It might not come as a surprise to many of you that know us, that our first reaction to finding out I was pregnant again was most certainly not joy.
Last year, starting in March (when Barry was gone, of course) we began what ended up being a three month roller coaster when I was pregnant with Lauren. What was supposed to be a routine anatomy sonogram went from “we think we see something with her heart”, to “I see a major defect with her heart” to “She also appears to be missing part of her brain” to “We think your child may have some sort of a syndrome”. Blood tests, amniocentesis, fetal echocardiograms, fetal MRIs, consults with neurosurgeons, cardiologists, neurologists, MFM, neonatologists, and geneticists. And every single appointment ending with “Your child could be completely fine, or she could have profound delays without any quality of life”. We knew she was missing her corpus callosum, and we were expecting she may need heart surgery and would be admitted directly to the NICU at birth. As her due date approached, we received news that Barry would have to leave with his boat, despite the fact that I was almost due with a baby we knew would be sick. So he left, and four days later at my routine 38 week appointment, I was told I had to be emergently induced due to low amniotic fluid. I’m forever grateful for the friends that stepped in to help me, but my husband missed the birth of our daughter. She was sent to NICU and I wasn’t able to see her for 8 hours after her birth.
All that to say: we were done having children. We had our boy and our girl. Our daughter was likely going to have special needs, even if she presented on the more functional side of the spectrum. A third child was something we joked about, like “look at those poor parents with three children, they’re outnumbered and their life looks pretty chaotic, glad that’s not us!”

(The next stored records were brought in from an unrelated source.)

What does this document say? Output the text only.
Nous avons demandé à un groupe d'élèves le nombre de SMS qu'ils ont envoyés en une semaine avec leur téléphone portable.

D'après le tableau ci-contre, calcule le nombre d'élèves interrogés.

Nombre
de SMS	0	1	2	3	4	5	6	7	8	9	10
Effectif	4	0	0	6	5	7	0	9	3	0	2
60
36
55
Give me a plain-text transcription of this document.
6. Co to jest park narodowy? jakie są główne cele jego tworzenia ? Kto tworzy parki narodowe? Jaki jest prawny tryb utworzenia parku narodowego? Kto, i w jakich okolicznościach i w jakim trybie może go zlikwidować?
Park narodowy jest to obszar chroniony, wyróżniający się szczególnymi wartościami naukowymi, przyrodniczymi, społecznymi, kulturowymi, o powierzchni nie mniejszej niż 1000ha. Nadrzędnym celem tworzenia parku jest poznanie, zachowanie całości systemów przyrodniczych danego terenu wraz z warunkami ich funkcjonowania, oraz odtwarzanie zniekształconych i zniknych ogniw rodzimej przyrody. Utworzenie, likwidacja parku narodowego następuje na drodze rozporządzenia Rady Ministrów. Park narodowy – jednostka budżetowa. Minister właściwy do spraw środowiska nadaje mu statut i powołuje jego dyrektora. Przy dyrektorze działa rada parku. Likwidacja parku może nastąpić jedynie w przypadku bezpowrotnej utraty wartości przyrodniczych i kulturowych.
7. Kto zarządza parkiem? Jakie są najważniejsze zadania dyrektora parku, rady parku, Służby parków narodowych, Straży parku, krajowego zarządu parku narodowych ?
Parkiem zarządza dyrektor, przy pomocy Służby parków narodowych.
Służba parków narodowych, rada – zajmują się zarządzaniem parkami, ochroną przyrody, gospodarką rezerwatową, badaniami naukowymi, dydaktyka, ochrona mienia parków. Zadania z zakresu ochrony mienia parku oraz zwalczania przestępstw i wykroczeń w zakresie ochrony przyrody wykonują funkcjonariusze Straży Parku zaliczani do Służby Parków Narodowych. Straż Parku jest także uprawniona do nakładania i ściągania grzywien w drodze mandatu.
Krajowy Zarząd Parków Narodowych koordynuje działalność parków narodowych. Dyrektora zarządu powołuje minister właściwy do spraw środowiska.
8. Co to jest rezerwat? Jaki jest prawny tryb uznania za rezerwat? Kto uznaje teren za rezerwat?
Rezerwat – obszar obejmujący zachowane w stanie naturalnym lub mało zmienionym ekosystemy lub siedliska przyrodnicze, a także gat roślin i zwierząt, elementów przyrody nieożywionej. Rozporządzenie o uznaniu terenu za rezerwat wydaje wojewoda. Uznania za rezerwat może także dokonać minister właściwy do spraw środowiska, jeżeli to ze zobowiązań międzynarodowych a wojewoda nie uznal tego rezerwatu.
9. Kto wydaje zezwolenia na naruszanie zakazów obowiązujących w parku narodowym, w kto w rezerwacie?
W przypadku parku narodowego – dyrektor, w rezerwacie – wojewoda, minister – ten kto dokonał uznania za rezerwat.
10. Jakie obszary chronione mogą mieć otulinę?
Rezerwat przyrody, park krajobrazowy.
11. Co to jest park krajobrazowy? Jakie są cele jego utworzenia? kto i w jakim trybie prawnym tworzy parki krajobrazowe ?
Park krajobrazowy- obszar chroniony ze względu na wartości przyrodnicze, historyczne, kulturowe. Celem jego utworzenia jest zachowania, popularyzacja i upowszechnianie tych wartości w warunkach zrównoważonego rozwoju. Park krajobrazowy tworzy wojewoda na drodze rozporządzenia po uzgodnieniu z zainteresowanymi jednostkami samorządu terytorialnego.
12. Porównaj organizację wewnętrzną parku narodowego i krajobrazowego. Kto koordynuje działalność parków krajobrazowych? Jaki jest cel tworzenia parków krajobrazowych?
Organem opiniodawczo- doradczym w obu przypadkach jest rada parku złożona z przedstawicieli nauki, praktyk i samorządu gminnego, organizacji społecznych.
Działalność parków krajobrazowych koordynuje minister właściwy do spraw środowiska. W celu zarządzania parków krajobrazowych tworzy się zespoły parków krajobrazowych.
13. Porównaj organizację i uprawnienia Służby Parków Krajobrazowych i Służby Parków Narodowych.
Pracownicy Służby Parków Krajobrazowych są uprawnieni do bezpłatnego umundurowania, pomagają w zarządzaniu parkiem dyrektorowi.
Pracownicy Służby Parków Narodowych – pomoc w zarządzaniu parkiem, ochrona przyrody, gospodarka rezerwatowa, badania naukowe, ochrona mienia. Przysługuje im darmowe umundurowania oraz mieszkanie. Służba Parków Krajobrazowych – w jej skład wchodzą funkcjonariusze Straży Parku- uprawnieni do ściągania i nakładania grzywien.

Barry was on patrol when I got those two pink lines, and I sent him a vague e-mail:
Subject: Can you call me later
When you get a chance
Sent from my iPhone
He must have been online, because it wasn’t even 20 minutes later that he called me. They have a satellite phone that really is supposed to just be for emergencies. I remember picking up the phone and just crying. And then saying, “I’m fucking pregnant”. Luckily, I married someone who’s actually able to deal with unexpected life circumstances without freaking the hell out (unlike me, obviously). I remember exactly what he said. “Jesus, Jessica. I thought someone died or something!”. “No, it’s way worse than that” (I can just imagine the eye rolling). He let me cry, and lament, and have my pity party and as soon as I was done, he told me to calm down and that it was going to be okay. He told me that if the reason I was so upset was because I was afraid what his reaction would be, I could relax. As he always does, he calmed me down and again able to the be the rational one in the relationship.
It was several weeks before I was able to think about being pregnant without crying. I was not happy. I was going to have kids 18 months apart. Lauren was 9 months old and I was still busy carting her around to multiple doctor appointments, weekly therapies, tests, on top of working full time and managing a household while my husband was gone for months at a time. How in the actual hell was I going to even survive. But then, all of that worry and anxiety eased and we both started to get really excited. We were going to have another boy. Max is our buddy and how awesome was it going to be for Lauren to have a big brother and a little brother to look after her? We knew it’d be hard now, but the thought of big family holidays and vacations, and just making more memories with another kiddo started to sound better and better. It was going to be great, and we were ready.
I stayed on all the medications I was taking. A few of my allergy medications, and Zoloft that I was still on for my PPD after Lauren. They all were considered safe per my doctor. I ended up weaning myself from the Zoloft just to be safe, but had continued to take my Singulair and Claritin. And of course the prenatal vitamin. I toned down my coffee intake in the first trimester, though I still drank about a cup a day. Again, considered safe in moderation.
With Lauren, we knew that her random gene mutation caused her ACC. Neither Barry nor I have that mutation, so it was a totally random event. With baby boy, his genes are perfect. Literally every other part of his body, is perfect. I remember rejoicing when they said his brain was perfectly normal. Because that is what I was worried about.
I’m always the first person to say “it’s not your fault” or “it’s nothing you did” when someone is faced with a situation like ours. Because, it’s not. But I find myself feeling so guilty every day. Guilty that I didn’t want him for so many weeks when I found out I was pregnant. Guilty that I wished on so many occasions I wasn’t pregnant. Or that maybe the pregnancy wouldn’t “stick” as we had happen so many times before. Guilty that I continued to take medications through the first trimester. Guilty that I caused this somehow, by something I did, something I didn’t do, or that we’re being punished for ever having thoughts that we didn’t want a third baby. Because now we’re being tortured by wanting him so bad, and knowing that we won’t get to take him home.